さとりとは、自我がひとつずつ外れていった最後の在り方

自我はひとりの心の中にいくつもある。
少女漫画を参考に例を挙げると、

  • 恋をしたい
  • 憧れの先輩とつき合いたい
  • 嫌われたらどうしよう
  • 憧れの先輩に彼女がいたら、私なんてかなわない
  • 友だちに彼氏がいてうらやましい
  • 同級生の男子が好意を寄せてきていてウザい
  • 憧れの先輩、今、何してるんだろう
  • 憧れの先輩の姿を見ていてうっとりする

などいくらでも考えることができる。
これらの感情はすべて異性への感情や恋心、女心に関するものだが、それぞれがひとつの自我である。

同じ自我でも、なぜその自我をもっているかの理由は、人によって全然ちがう。それが原因で些細な悩みの解決を厄介にする。人生相談や自己啓発の解決方法が、誰かには効果があっても、自分には効果がないという現象が起きるのだ。

さとり・非二元では、現実は幻と考える。現実の外側にある「プレゼンス」「純粋意識」「空」「虚空」の世界から観照することで、幻の現実は現れるという。ひとつしかないプレゼンスから作られた幻想現実には、さまざまな人間が同時存在するが、そのすべての人間の共通のプレゼンスが、そのひとつしかないプレゼンスである。
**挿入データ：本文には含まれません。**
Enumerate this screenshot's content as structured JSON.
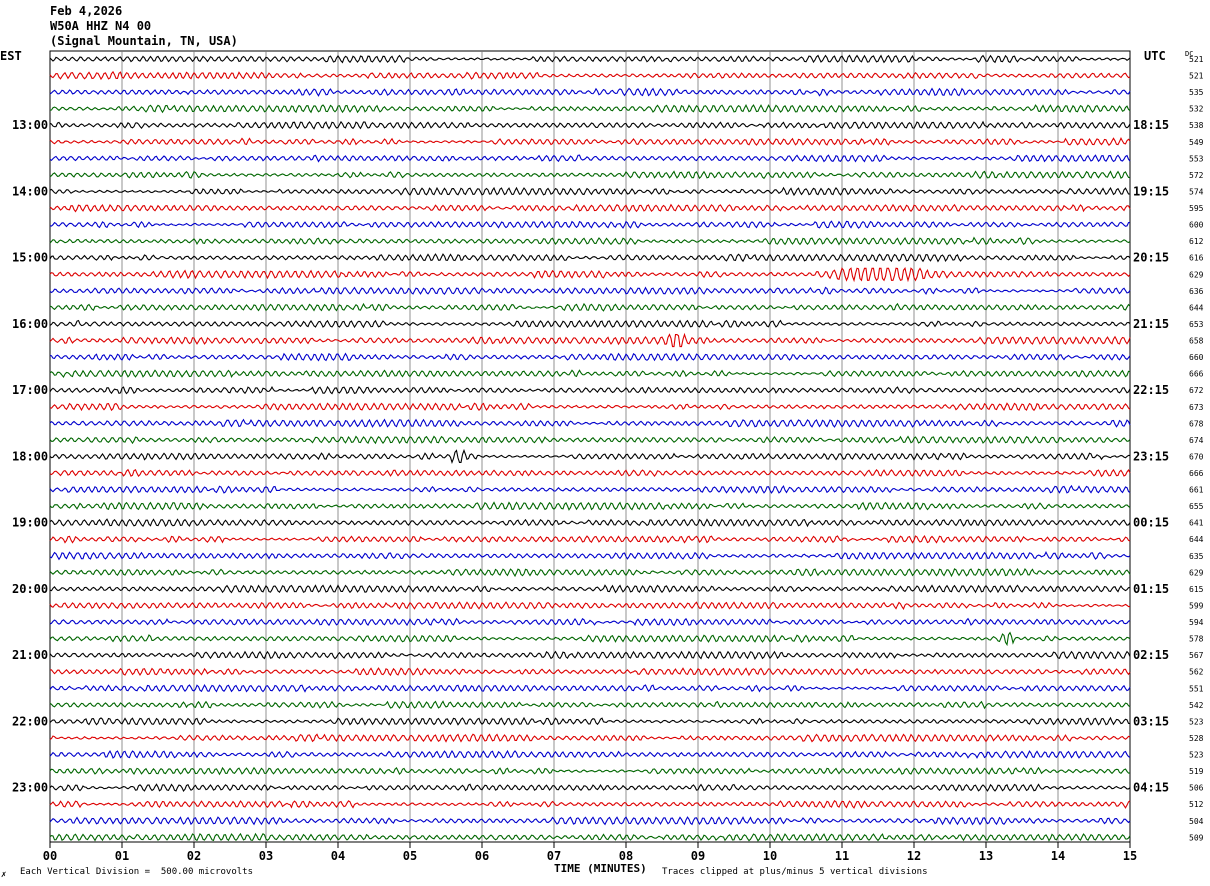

幻想現実の中で、人間は出会い、ひとつの現象を体験する。たとえば「片思い」という現象では、「片思いする側/片思いされる側」でワンセットである。恋が実るなら「先輩に告白し恋が成就する側/後輩から告白され恋が始まる側」でワンセットである。

この「ワンセットの現象」では、複数の人間がかかわることになるが、その複数の人間の自我が連動することによって、その現象は起こる。いいことも悪いことも、この自我の連動が原因であり、この幻想現実は人間の自我の相関によって成り立っている。幻想現実は自我が絡み合ったものといっていい。
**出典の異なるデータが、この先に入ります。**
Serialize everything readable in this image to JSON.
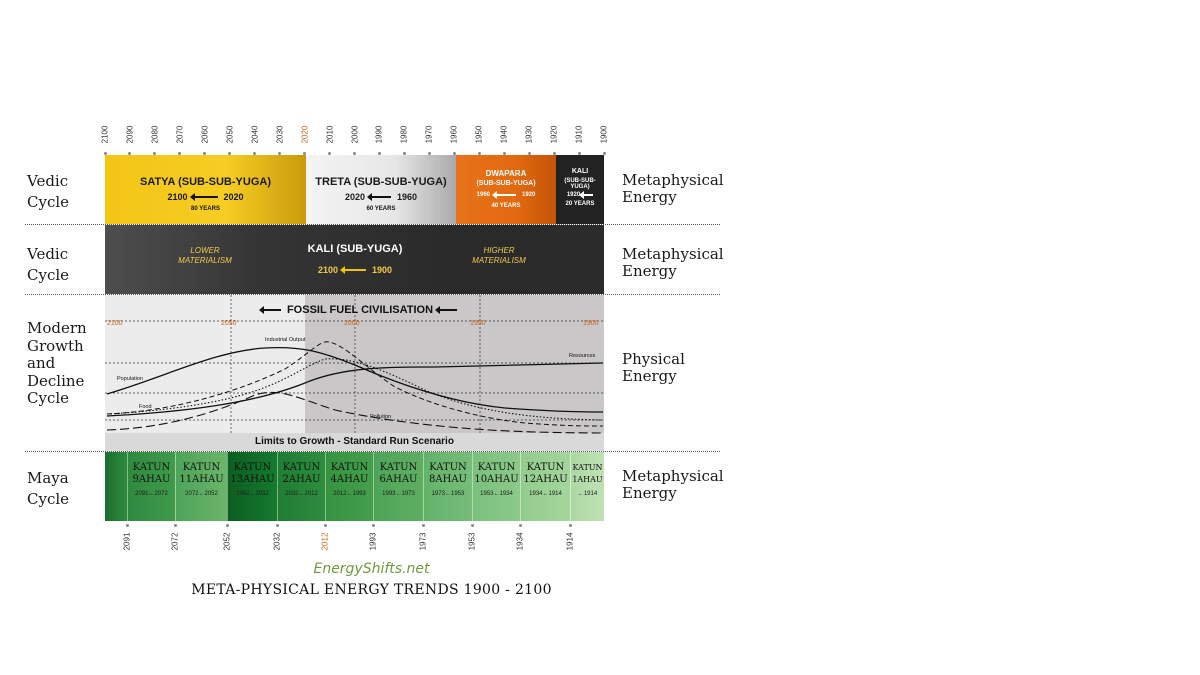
{
  "top_years": [
    "2100",
    "2090",
    "2080",
    "2070",
    "2060",
    "2050",
    "2040",
    "2030",
    "2020",
    "2010",
    "2000",
    "1990",
    "1980",
    "1970",
    "1960",
    "1950",
    "1940",
    "1930",
    "1920",
    "1910",
    "1900"
  ],
  "bottom_years": [
    "2091",
    "2072",
    "2052",
    "2032",
    "2012",
    "1993",
    "1973",
    "1953",
    "1934",
    "1914"
  ],
  "highlight_color": "#c8641e",
  "left_labels": {
    "row1": [
      "Vedic",
      "Cycle"
    ],
    "row2": [
      "Vedic",
      "Cycle"
    ],
    "row3": [
      "Modern",
      "Growth",
      "and",
      "Decline",
      "Cycle"
    ],
    "row4": [
      "Maya",
      "Cycle"
    ]
  },
  "right_labels": {
    "row1": [
      "Metaphysical",
      "Energy"
    ],
    "row2": [
      "Metaphysical",
      "Energy"
    ],
    "row3": [
      "Physical",
      "Energy"
    ],
    "row4": [
      "Metaphysical",
      "Energy"
    ]
  },
  "vedic1": {
    "satya": {
      "title": "SATYA (SUB-SUB-YUGA)",
      "from": "2100",
      "to": "2020",
      "years": "80 YEARS",
      "color": "#f2c400"
    },
    "treta": {
      "title": "TRETA (SUB-SUB-YUGA)",
      "from": "2020",
      "to": "1960",
      "years": "60 YEARS",
      "color": "#d9d9d9"
    },
    "dwapara": {
      "title1": "DWAPARA",
      "title2": "(SUB-SUB-YUGA)",
      "from": "1960",
      "to": "1920",
      "years": "40 YEARS",
      "color": "#e36d12"
    },
    "kali": {
      "title1": "KALI",
      "title2": "(SUB-SUB-",
      "title3": "YUGA)",
      "from": "1920",
      "years": "20 YEARS",
      "color": "#222222"
    }
  },
  "vedic2": {
    "title": "KALI (SUB-YUGA)",
    "from": "2100",
    "to": "1900",
    "left_note1": "LOWER",
    "left_note2": "MATERIALISM",
    "right_note1": "HIGHER",
    "right_note2": "MATERIALISM",
    "accent": "#f2c94c"
  },
  "modern": {
    "banner": "FOSSIL FUEL CIVILISATION",
    "year_labels": [
      "2100",
      "2050",
      "2000",
      "1950",
      "1900"
    ],
    "footer": "Limits to Growth - Standard Run Scenario",
    "curve_labels": {
      "industrial": "Industrial Output",
      "resources": "Resources",
      "population": "Population",
      "food": "Food",
      "pollution": "Pollution"
    }
  },
  "maya": {
    "katuns": [
      {
        "l1": "KATUN",
        "l2": "9AHAU",
        "range": "2091←2072"
      },
      {
        "l1": "KATUN",
        "l2": "11AHAU",
        "range": "2072←2052"
      },
      {
        "l1": "KATUN",
        "l2": "13AHAU",
        "range": "2052←2032"
      },
      {
        "l1": "KATUN",
        "l2": "2AHAU",
        "range": "2032←2012"
      },
      {
        "l1": "KATUN",
        "l2": "4AHAU",
        "range": "2012←1993"
      },
      {
        "l1": "KATUN",
        "l2": "6AHAU",
        "range": "1993←1973"
      },
      {
        "l1": "KATUN",
        "l2": "8AHAU",
        "range": "1973←1953"
      },
      {
        "l1": "KATUN",
        "l2": "10AHAU",
        "range": "1953←1934"
      },
      {
        "l1": "KATUN",
        "l2": "12AHAU",
        "range": "1934←1914"
      },
      {
        "l1": "KATUN",
        "l2": "1AHAU",
        "range": "←1914"
      }
    ]
  },
  "footer": {
    "site": "EnergyShifts.net",
    "title": "META-PHYSICAL ENERGY TRENDS 1900 - 2100"
  }
}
そのため、「運命がある」「占いは当たる」「予言・予知が当たる」という自我をもっていると、自我の連動が起こり、運命的な出来事が起きたり、運命的な人に出会ったりして、そのとおりの幻想現実になるが、「運命がある」「占いが当たる」「予言・予知が当たる」という自我をもっていない人には、運命的な出来事が起こらず、占い・予言・予知が当たる確率は偶然の確率と同じになる。
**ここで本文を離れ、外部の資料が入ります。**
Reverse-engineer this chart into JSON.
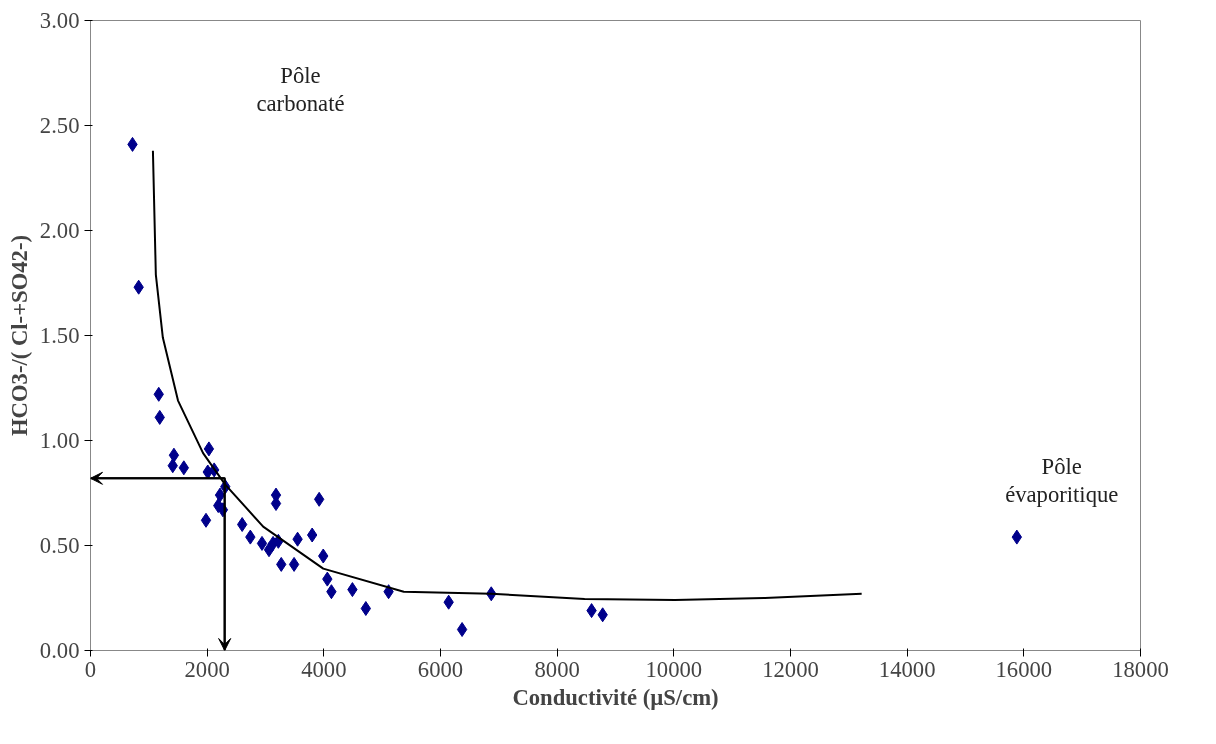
{
  "chart_data": {
    "type": "scatter",
    "xlabel": "Conductivité (µS/cm)",
    "ylabel": "HCO3-/( Cl-+SO42-)",
    "xlim": [
      0,
      18000
    ],
    "xticks": [
      0,
      2000,
      4000,
      6000,
      8000,
      10000,
      12000,
      14000,
      16000,
      18000
    ],
    "ylim": [
      0,
      3
    ],
    "yticks": [
      {
        "value": 0,
        "label": "0.00"
      },
      {
        "value": 0.5,
        "label": "0.50"
      },
      {
        "value": 1,
        "label": "1.00"
      },
      {
        "value": 1.5,
        "label": "1.50"
      },
      {
        "value": 2,
        "label": "2.00"
      },
      {
        "value": 2.5,
        "label": "2.50"
      },
      {
        "value": 3,
        "label": "3.00"
      }
    ],
    "grid": false,
    "series": [
      {
        "marker": "diamond",
        "color": "#00008b",
        "x": [
          720,
          826,
          1170,
          1187,
          1430,
          1410,
          1600,
          2030,
          2010,
          2120,
          1980,
          2190,
          2220,
          2310,
          2270,
          2600,
          2740,
          2940,
          3060,
          3130,
          3180,
          3180,
          3220,
          3270,
          3550,
          3490,
          3800,
          3920,
          3990,
          4060,
          4130,
          4490,
          4720,
          5110,
          6140,
          6370,
          6870,
          8590,
          8780,
          15880
        ],
        "values": [
          2.41,
          1.73,
          1.22,
          1.11,
          0.93,
          0.88,
          0.87,
          0.96,
          0.85,
          0.86,
          0.62,
          0.69,
          0.74,
          0.78,
          0.67,
          0.6,
          0.54,
          0.51,
          0.48,
          0.51,
          0.74,
          0.7,
          0.52,
          0.41,
          0.53,
          0.41,
          0.55,
          0.72,
          0.45,
          0.34,
          0.28,
          0.29,
          0.2,
          0.28,
          0.23,
          0.1,
          0.27,
          0.19,
          0.17,
          0.54
        ]
      },
      {
        "type": "line",
        "marker": "none",
        "color": "#000000",
        "line_style": "solid",
        "x": [
          1070,
          1120,
          1240,
          1500,
          1930,
          2310,
          2960,
          3990,
          5370,
          6870,
          8470,
          10020,
          11560,
          13220
        ],
        "values": [
          2.38,
          1.79,
          1.49,
          1.19,
          0.94,
          0.79,
          0.59,
          0.39,
          0.28,
          0.27,
          0.245,
          0.24,
          0.25,
          0.27
        ]
      },
      {
        "type": "line",
        "color": "#000000",
        "line_style": "solid",
        "marker": "none",
        "x": [
          0,
          2300,
          2300
        ],
        "values": [
          0.82,
          0.82,
          0
        ]
      }
    ],
    "annotations": [
      "Pôle\ncarbonaté",
      "Pôle\névaporitique"
    ]
  }
}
さとると、自我がなくなるため、自我の連動は起きなくなる。
そのほか、ヨーガでは師匠が必要な理由として、仏教では仏縁と説明されるが、人の自我を消せるようになる。これは「恩寵」「グレイス」「アヌグラハ」「ブレッシング」「アシュルバード」などと呼ばれる。
自我の相関によって作られた幻想現実の中で、自我をなくしさとると、幻想現実の影響を受けないために、自我の相関をほどくことができる。